Engl., Gatter-Anordnung. Digitale SemiKunden-IS (IS, digitale), deren innerer Schaltungsaufbau aus einer regelmäßigen Anordnung von Logikgattern besteht. Es werden zunächst Chips im Scheibenverband (Wafer) hergestellt, die alle dieselbe Anordnung von gleichen oder verschiedenen Logikgattern (z. B. AND-Gatter, OR-Gatter, Flipflop) haben. Man produziert diese Chips in großen Stückzahlen und somit kostengünstig. Bei den so vorgefertigten Chips werden die einzelnen Logikgatter (z.

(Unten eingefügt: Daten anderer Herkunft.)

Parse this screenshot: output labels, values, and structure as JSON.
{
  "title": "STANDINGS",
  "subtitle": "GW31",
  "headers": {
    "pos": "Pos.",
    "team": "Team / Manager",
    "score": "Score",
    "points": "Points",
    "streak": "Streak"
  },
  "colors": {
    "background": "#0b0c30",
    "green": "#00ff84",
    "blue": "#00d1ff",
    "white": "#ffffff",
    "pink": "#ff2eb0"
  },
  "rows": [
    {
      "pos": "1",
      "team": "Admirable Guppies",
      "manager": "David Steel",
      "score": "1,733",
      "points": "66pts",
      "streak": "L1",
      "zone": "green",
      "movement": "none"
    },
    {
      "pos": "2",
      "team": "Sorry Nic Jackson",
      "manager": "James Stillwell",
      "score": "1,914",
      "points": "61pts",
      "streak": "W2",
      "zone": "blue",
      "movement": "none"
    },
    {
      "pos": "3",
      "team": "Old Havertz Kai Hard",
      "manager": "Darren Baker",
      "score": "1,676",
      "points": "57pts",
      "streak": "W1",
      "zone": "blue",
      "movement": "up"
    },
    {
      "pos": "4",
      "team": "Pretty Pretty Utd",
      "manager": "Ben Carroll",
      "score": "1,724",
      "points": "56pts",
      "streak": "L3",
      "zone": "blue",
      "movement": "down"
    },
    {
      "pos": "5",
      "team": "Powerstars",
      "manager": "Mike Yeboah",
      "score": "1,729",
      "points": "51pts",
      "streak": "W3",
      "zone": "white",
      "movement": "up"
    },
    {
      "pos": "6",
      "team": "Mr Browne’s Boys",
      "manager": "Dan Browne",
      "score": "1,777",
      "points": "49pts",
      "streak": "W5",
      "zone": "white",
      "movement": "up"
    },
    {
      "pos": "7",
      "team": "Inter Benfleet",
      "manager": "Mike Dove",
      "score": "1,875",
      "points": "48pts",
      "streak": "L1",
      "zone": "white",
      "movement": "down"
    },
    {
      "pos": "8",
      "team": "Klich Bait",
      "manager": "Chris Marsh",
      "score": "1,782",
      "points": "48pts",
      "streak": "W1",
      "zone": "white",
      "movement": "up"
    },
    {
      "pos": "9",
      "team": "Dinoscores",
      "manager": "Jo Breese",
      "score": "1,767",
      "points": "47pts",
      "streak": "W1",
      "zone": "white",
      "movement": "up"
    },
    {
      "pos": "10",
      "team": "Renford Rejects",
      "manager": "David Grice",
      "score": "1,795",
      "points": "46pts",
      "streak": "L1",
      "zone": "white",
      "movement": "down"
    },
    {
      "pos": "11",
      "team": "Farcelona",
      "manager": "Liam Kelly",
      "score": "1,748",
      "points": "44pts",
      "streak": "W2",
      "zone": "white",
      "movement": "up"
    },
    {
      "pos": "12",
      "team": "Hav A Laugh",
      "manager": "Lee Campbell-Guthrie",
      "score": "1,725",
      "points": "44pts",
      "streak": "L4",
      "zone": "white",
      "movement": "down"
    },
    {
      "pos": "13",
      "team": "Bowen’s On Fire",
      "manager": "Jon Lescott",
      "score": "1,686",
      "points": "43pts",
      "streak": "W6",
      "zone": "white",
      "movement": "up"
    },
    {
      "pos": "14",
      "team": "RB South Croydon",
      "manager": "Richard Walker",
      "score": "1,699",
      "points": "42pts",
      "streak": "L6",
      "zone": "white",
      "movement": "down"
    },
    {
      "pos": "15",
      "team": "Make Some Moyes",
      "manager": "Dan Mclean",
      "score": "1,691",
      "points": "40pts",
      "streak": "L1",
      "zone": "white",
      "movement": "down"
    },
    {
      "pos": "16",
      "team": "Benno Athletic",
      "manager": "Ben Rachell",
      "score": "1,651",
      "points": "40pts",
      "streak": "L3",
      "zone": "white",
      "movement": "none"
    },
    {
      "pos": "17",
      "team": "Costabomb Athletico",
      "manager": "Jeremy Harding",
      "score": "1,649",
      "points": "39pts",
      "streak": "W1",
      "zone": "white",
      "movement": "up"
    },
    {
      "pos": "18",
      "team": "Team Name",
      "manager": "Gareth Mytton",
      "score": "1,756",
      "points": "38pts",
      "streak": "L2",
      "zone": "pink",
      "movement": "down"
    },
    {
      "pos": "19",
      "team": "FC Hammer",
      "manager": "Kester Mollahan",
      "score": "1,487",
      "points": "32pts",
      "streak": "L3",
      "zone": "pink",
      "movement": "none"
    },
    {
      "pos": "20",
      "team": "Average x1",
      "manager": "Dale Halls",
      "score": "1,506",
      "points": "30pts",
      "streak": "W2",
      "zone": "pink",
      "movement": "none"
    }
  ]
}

Z. bis zu 20000 Gatter je Chip) vom Hersteller in den letzten Schritten des Zyklus I nach den Wünschen des Anwenders miteinander verbunden. Zur Entlastung des Herstellers von Entwurfsarbeiten und somit zur Verkürzung des Entwicklungsprozesses wird zunehmend vom Anwender gefordert, daß er das Rechnerprogramm zur Herstellung der Verdrahtungsmasken (Maske) selbst herstellt und dem Hersteller liefert. Das setzt eine enge Zusammenarbeit zwischen Hersteller und Anwender voraus. Mit Hilfe der G. technik können kundenspezifische IS (IS, kundenspezifische) schon bei Stückzahlen ab 1 000 ökonomisch gefertigt werden. G. werden sowohl in Bipolartechnik als auch in Unipolartechnik hergestellt.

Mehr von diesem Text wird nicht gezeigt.